LiUNA Local 393 - Founded 1933

In 1932 the national economic crisis of the Great Depression was still growing. Workers had no legal right to organize unions and had little power individually to prevent lowering standards of living. But an unemployed movement had formed. Near this site, the Marseilles Dam on the Illinois River was being renovated with federal and state funds. Contractors brought in out-of-state workers, paying them below area wages.

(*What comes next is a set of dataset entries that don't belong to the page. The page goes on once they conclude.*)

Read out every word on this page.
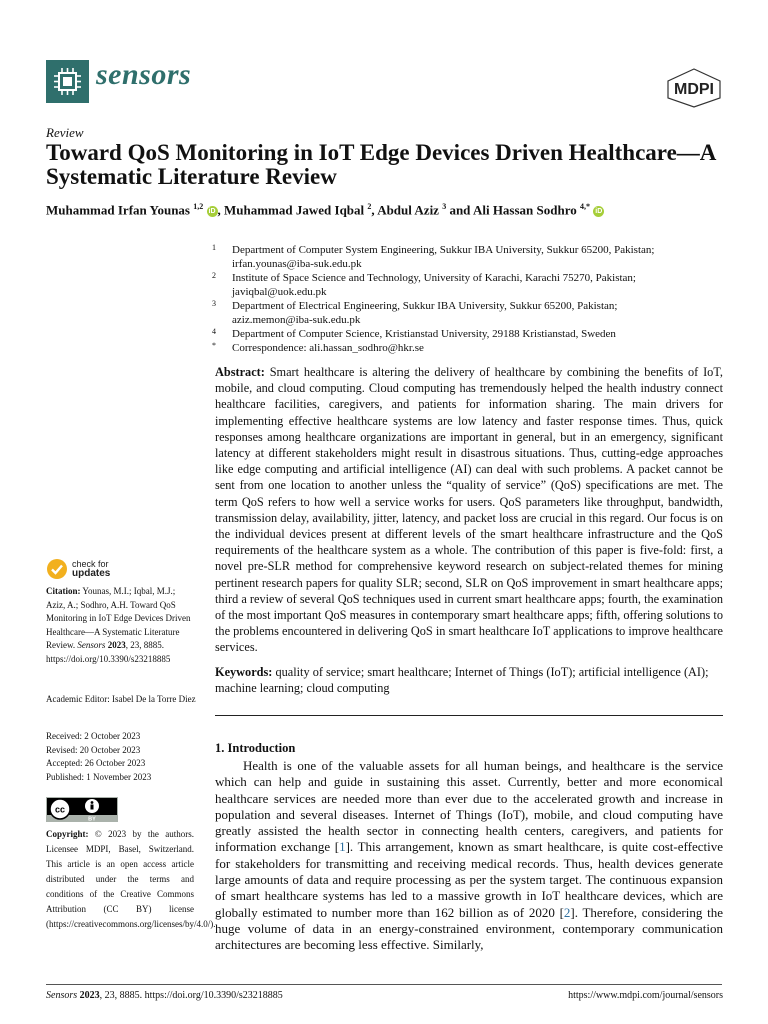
sensors	MDPI
Review
Toward QoS Monitoring in IoT Edge Devices Driven Healthcare—A Systematic Literature Review
Muhammad Irfan Younas $^{1,2}$ iD , Muhammad Jawed Iqbal $^2$, Abdul Aziz $^3$ and Ali Hassan Sodhro $^{4,*}$ iD
1 Department of Computer System Engineering, Sukkur IBA University, Sukkur 65200, Pakistan;
irfan.younas@iba-suk.edu.pk
2 Institute of Space Science and Technology, University of Karachi, Karachi 75270, Pakistan;
javiqbal@uok.edu.pk
3 Department of Electrical Engineering, Sukkur IBA University, Sukkur 65200, Pakistan;
aziz.memon@iba-suk.edu.pk
4 Department of Computer Science, Kristianstad University, 29188 Kristianstad, Sweden
* Correspondence: ali.hassan_sodhro@hkr.se
Abstract: Smart healthcare is altering the delivery of healthcare by combining the benefits of IoT, mobile, and cloud computing. Cloud computing has tremendously helped the health industry connect healthcare facilities, caregivers, and patients for information sharing. The main drivers for implementing effective healthcare systems are low latency and faster response times. Thus, quick responses among healthcare organizations are important in general, but in an emergency, significant latency at different stakeholders might result in disastrous situations. Thus, cutting-edge approaches like edge computing and artificial intelligence (AI) can deal with such problems. A packet cannot be sent from one location to another unless the “quality of service” (QoS) specifications are met. The term QoS refers to how well a service works for users. QoS parameters like throughput, bandwidth, transmission delay, availability, jitter, latency, and packet loss are crucial in this regard. Our focus is on the individual devices present at different levels of the smart healthcare infrastructure and the QoS requirements of the healthcare system as a whole. The contribution of this paper is five-fold: first, a novel pre-SLR method for comprehensive keyword research on subject-related themes for mining pertinent research papers for quality SLR; second, SLR on QoS improvement in smart healthcare apps; third a review of several QoS techniques used in current smart healthcare apps; fourth, the examination of the most important QoS measures in contemporary smart healthcare apps; fifth, offering solutions to the problems encountered in delivering QoS in smart healthcare IoT applications to improve healthcare services.
Keywords: quality of service; smart healthcare; Internet of Things (IoT); artificial intelligence (AI); machine learning; cloud computing
1. Introduction
Health is one of the valuable assets for all human beings, and healthcare is the service which can help and guide in sustaining this asset. Currently, better and more economical healthcare services are needed more than ever due to the accelerated growth and increase in population and several diseases. Internet of Things (IoT), mobile, and cloud computing have greatly assisted the health sector in connecting health centers, caregivers, and patients for information exchange [1]. This arrangement, known as smart healthcare, is quite cost-effective for stakeholders for transmitting and receiving medical records. Thus, health devices generate large amounts of data and require processing as per the system target. The continuous expansion of smart healthcare systems has led to a massive growth in IoT healthcare devices, which are globally estimated to number more than 162 billion as of 2020 [2]. Therefore, considering the huge volume of data in an energy-constrained environment, contemporary communication architectures are becoming less effective. Similarly,
check for
updates
Citation: Younas, M.I.; Iqbal, M.J.; Aziz, A.; Sodhro, A.H. Toward QoS Monitoring in IoT Edge Devices Driven Healthcare—A Systematic Literature Review. Sensors 2023, 23, 8885. https://doi.org/10.3390/s23218885
Academic Editor: Isabel De la Torre Diez
Received: 2 October 2023
Revised: 20 October 2023
Accepted: 26 October 2023
Published: 1 November 2023
cc
BY
Copyright: © 2023 by the authors. Licensee MDPI, Basel, Switzerland. This article is an open access article distributed under the terms and conditions of the Creative Commons Attribution (CC BY) license (https://creativecommons.org/licenses/by/4.0/).
Sensors 2023, 23, 8885. https://doi.org/10.3390/s23218885	https://www.mdpi.com/journal/sensors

On July 18, 1932, 300 unemployed Illinois workers gathered to demand those jobs but were turned away. They returned to picket the next day and found the company had set up a barricade and armed its workers with guns and dynamite. When union workers approached a company car, the non-union workers thought it was an attack and fired on the pro-union workers who responded with rocks and clubs. During a brutal half-hour fight, dozens of union men were hit by buckshot or clubbed. One union man, “Big Steve” Sutton, 47, a Croatian immigrant ironworker from Joliet, was fatally shot in the head and abdomen with dozens of buckshot pellets from a sawed-off shotgun. None of the non-union men were injured. The company soon agreed to allow unionization and to stop undercutting local workers’ wages with out-of-state workers.

The next year Laborers International Union of North America Local 393 was founded to represent area laborers. This was one incident of many by workers to raise wages and reduce the arbitrary power of management.